Dugaan Intimidasi dan Ancaman
Di dalam ruangan tersebut, oknum polisi berinisial F diduga mengintimidasi dan memaksa AP untuk menenggak minuman keras. Meskipun AP menolak karena masih di bawah umur, terduga pelaku disebut tetap bersikeras dan bahkan melontarkan ancaman. “Terduga pelaku diduga mengancam korban tidak akan diizinkan pulang sebelum menghabiskan minuman tersebut. Korban akhirnya bisa melarikan diri setelah berpura-pura izin ke kamar kecil,” lanjut Yusuf. Akibat kejadian ini, korban dilaporkan mengalami trauma mendalam.
Keluarga korban telah resmi melaporkan kasus ini ke Polres Pasangkayu pada Rabu (22/4/2026). Namun, Kasi Humas Polres Pasangkayu, AKP Eliza Rarsina, memberikan keterangan yang berbeda berdasarkan pemeriksaan awal.
Versi Polisi: Dugaan Penganiayaan dan Salah Paham
Eliza menyebutkan bahwa peristiwa tersebut merupakan dugaan penganiayaan atau pengeroyokan yang dipicu oleh kesalahpahaman.
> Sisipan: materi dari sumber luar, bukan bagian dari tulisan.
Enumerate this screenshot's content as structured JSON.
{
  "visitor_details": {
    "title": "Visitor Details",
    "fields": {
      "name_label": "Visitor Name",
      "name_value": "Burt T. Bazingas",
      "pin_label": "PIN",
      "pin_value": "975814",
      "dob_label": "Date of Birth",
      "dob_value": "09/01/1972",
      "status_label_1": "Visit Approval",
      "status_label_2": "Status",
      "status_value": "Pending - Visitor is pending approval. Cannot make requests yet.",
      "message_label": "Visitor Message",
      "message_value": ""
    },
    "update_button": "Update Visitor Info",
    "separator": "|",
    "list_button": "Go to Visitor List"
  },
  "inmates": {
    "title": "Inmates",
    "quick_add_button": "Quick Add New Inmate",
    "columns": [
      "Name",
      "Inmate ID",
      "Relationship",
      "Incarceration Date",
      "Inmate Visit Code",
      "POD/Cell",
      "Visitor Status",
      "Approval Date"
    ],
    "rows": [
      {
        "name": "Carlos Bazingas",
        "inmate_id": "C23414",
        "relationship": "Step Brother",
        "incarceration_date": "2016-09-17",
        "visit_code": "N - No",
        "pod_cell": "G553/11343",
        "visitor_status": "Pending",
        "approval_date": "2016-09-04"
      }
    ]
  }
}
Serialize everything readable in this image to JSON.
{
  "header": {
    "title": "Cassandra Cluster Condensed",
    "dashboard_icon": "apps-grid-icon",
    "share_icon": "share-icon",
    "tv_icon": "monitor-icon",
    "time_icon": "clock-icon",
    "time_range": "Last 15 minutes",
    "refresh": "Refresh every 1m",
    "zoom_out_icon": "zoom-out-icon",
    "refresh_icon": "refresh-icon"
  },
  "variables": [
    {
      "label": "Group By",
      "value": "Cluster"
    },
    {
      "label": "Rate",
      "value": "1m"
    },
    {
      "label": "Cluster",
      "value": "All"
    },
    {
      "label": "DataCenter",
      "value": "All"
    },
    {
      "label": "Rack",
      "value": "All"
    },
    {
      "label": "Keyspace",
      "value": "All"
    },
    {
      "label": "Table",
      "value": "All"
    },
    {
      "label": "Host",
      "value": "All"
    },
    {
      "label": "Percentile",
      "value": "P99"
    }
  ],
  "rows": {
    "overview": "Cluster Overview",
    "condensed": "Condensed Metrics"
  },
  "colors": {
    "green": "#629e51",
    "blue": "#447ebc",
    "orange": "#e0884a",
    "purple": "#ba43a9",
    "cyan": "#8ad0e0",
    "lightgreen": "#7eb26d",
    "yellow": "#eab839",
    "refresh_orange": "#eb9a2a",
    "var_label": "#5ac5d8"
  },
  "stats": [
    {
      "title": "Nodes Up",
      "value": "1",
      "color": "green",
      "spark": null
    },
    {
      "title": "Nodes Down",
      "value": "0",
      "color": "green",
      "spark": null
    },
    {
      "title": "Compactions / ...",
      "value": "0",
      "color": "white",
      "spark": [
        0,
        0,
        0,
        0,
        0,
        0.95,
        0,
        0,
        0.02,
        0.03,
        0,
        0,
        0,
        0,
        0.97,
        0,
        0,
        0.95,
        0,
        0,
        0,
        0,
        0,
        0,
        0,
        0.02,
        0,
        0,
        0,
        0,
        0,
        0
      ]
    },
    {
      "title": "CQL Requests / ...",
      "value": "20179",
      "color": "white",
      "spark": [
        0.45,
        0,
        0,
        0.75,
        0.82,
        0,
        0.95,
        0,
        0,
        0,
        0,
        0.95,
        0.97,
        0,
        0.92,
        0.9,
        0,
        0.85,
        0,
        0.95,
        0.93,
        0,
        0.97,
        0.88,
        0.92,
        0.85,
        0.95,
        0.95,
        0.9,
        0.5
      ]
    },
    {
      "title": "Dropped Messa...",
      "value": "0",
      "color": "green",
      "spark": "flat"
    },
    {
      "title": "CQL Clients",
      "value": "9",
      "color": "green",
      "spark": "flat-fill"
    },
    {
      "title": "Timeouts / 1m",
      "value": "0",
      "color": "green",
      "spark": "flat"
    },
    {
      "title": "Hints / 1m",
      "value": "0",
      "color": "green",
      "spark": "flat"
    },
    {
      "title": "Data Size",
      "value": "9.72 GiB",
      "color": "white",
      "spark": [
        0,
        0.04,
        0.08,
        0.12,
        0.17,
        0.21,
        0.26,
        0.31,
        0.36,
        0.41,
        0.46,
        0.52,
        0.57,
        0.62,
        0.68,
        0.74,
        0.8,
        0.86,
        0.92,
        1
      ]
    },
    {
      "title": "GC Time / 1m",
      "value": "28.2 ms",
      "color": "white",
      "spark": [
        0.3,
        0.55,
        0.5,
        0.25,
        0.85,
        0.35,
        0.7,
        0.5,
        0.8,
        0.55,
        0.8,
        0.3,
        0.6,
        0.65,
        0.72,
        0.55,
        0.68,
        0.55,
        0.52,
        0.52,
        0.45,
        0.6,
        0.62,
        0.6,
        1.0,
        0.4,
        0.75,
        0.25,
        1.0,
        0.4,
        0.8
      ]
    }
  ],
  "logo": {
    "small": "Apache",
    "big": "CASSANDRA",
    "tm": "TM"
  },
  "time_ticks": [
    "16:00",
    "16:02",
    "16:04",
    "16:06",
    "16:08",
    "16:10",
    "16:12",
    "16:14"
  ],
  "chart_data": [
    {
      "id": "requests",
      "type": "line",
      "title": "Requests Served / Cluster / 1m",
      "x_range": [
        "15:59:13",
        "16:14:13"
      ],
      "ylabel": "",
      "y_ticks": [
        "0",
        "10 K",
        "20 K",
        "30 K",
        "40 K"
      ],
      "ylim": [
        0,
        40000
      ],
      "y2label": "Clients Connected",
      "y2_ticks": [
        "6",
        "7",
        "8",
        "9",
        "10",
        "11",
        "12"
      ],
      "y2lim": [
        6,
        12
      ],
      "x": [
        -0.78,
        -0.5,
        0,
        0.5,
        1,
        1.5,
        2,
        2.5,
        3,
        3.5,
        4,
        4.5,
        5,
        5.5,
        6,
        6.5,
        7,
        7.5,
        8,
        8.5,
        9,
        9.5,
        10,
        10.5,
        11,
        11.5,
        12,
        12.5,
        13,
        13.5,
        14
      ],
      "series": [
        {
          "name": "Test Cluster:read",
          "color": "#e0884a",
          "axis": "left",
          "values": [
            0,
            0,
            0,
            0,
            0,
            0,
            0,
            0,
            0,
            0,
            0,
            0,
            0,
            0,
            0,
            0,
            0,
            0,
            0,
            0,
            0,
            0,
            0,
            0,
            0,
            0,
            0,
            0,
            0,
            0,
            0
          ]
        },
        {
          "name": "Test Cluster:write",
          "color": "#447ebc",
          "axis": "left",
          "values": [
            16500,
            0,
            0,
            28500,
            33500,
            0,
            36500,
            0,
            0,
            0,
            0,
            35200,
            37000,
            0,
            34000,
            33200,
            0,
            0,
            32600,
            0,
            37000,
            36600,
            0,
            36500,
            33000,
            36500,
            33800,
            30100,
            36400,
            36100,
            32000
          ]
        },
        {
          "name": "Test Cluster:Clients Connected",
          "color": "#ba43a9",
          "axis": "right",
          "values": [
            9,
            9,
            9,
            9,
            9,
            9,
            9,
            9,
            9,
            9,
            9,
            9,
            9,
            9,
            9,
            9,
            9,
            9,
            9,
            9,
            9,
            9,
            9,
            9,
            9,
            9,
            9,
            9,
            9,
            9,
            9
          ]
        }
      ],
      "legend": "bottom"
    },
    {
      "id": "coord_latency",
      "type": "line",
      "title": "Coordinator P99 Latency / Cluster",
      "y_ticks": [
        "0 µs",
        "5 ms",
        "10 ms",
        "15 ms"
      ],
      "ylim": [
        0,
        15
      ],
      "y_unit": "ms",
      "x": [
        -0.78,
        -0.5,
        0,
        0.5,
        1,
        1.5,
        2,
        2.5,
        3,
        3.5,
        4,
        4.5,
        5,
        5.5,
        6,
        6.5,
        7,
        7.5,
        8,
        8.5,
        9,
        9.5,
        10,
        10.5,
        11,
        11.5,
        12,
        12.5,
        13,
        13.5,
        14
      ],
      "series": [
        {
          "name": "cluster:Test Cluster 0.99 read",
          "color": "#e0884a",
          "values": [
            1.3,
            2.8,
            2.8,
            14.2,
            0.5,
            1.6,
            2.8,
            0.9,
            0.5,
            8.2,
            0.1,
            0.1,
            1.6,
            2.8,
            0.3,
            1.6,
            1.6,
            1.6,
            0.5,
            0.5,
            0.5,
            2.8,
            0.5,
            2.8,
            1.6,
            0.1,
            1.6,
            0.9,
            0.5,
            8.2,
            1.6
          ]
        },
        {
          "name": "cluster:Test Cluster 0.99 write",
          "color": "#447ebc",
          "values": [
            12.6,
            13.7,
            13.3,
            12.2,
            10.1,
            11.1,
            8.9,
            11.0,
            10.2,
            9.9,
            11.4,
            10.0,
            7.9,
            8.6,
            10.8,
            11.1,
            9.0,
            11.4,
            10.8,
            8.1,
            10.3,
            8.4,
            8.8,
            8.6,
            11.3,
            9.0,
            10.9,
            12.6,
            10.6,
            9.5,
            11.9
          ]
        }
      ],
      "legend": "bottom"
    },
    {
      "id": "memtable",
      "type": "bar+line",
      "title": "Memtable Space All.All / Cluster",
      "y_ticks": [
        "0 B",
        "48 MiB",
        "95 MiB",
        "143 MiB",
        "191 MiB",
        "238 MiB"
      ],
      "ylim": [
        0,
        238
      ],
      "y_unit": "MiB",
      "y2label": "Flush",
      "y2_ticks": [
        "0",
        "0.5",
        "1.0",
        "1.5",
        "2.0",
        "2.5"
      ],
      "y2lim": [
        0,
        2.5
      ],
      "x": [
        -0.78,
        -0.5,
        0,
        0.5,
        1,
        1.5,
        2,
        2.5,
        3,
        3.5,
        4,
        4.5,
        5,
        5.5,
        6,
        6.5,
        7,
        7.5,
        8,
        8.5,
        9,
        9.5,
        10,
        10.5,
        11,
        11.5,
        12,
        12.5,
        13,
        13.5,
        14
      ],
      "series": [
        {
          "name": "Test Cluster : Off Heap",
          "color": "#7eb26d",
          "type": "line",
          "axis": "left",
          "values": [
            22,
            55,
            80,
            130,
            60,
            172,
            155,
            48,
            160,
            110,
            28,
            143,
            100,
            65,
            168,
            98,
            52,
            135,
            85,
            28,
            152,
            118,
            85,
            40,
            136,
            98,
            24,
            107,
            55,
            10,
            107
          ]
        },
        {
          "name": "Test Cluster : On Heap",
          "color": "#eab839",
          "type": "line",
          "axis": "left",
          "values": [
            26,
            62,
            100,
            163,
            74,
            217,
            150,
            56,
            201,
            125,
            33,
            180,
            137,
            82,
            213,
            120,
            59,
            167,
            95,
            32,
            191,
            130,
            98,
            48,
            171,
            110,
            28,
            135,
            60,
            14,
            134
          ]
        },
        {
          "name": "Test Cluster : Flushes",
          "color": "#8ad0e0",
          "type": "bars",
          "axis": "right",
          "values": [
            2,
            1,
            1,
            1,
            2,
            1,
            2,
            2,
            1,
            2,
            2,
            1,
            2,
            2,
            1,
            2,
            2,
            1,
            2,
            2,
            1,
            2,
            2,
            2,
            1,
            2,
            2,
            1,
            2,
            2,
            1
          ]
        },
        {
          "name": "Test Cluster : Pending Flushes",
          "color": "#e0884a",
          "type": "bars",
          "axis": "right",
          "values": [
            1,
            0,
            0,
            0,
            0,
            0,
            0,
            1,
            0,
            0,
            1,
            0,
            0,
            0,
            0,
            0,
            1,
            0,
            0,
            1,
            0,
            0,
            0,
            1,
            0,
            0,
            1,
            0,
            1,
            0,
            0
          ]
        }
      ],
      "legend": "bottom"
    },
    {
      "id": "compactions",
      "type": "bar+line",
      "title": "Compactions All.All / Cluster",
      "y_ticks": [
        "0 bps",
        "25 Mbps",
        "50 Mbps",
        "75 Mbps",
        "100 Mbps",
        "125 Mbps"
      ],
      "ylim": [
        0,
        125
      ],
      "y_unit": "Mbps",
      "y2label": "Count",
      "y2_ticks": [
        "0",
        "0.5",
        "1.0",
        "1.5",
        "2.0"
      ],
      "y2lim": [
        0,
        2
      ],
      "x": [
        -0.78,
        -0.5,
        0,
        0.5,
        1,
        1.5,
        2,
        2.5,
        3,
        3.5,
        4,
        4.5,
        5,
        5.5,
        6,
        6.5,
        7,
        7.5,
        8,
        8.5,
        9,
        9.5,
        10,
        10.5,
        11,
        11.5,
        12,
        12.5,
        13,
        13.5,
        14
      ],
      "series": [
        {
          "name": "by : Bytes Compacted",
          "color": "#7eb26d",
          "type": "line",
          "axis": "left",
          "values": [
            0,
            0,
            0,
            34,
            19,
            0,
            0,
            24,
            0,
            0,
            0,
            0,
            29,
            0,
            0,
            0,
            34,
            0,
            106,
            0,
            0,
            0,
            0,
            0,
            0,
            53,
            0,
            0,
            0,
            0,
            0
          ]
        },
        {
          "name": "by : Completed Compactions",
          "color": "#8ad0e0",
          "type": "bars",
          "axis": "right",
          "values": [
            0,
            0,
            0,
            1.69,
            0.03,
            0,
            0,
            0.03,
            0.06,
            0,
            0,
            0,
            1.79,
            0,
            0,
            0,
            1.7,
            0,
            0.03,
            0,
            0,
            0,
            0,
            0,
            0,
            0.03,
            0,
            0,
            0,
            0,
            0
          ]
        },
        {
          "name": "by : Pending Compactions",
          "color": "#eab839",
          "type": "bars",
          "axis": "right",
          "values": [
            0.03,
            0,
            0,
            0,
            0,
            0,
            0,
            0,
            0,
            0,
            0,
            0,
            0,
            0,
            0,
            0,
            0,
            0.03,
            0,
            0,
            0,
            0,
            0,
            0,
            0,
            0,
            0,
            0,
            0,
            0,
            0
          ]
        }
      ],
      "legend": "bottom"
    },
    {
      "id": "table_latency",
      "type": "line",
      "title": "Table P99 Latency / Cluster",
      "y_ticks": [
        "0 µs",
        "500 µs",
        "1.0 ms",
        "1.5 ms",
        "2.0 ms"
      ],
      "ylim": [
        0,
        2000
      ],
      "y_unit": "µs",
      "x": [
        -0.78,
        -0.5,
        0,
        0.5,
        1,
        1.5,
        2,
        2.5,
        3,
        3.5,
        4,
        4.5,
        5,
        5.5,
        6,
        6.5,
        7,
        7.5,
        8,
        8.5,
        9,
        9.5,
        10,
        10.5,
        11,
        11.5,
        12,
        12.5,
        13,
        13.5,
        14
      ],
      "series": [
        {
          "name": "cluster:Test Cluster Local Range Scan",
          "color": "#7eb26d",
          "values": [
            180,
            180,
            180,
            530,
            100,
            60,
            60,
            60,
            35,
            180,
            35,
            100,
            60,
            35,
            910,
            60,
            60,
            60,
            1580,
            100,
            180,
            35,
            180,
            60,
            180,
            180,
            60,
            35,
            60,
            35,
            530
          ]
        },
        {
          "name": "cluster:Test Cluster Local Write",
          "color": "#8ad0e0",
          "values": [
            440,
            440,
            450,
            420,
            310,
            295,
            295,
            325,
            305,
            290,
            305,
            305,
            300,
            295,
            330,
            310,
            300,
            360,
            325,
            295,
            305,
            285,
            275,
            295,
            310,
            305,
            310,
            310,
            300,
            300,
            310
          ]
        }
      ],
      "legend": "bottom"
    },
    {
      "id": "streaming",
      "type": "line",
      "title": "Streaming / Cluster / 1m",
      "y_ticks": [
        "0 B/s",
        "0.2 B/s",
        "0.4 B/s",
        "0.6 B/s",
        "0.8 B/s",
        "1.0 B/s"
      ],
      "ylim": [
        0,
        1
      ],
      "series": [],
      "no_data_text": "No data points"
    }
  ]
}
Ia mengklarifikasi bahwa lokasi kejadian berada di Tanggul Tanjung Babia, bukan di dalam ruang karaoke. “Pihak kepolisian tidak menemukan fakta terkait dugaan pemaksaan miras sebagaimana informasi yang berkembang. Kejadian ini bermula dari kesalahpahaman terkait seorang wanita yang memicu pengeroyokan,” jelas Eliza.
Polres Pasangkayu memastikan akan memproses laporan ini secara profesional dan transparan. Saat ini, kepolisian telah mendatangi tempat kejadian perkara (TKP), melakukan visum terhadap korban, dan berkoordinasi dengan Polda Sulbar untuk mengklarifikasi keterlibatan oknum anggota Polri tersebut.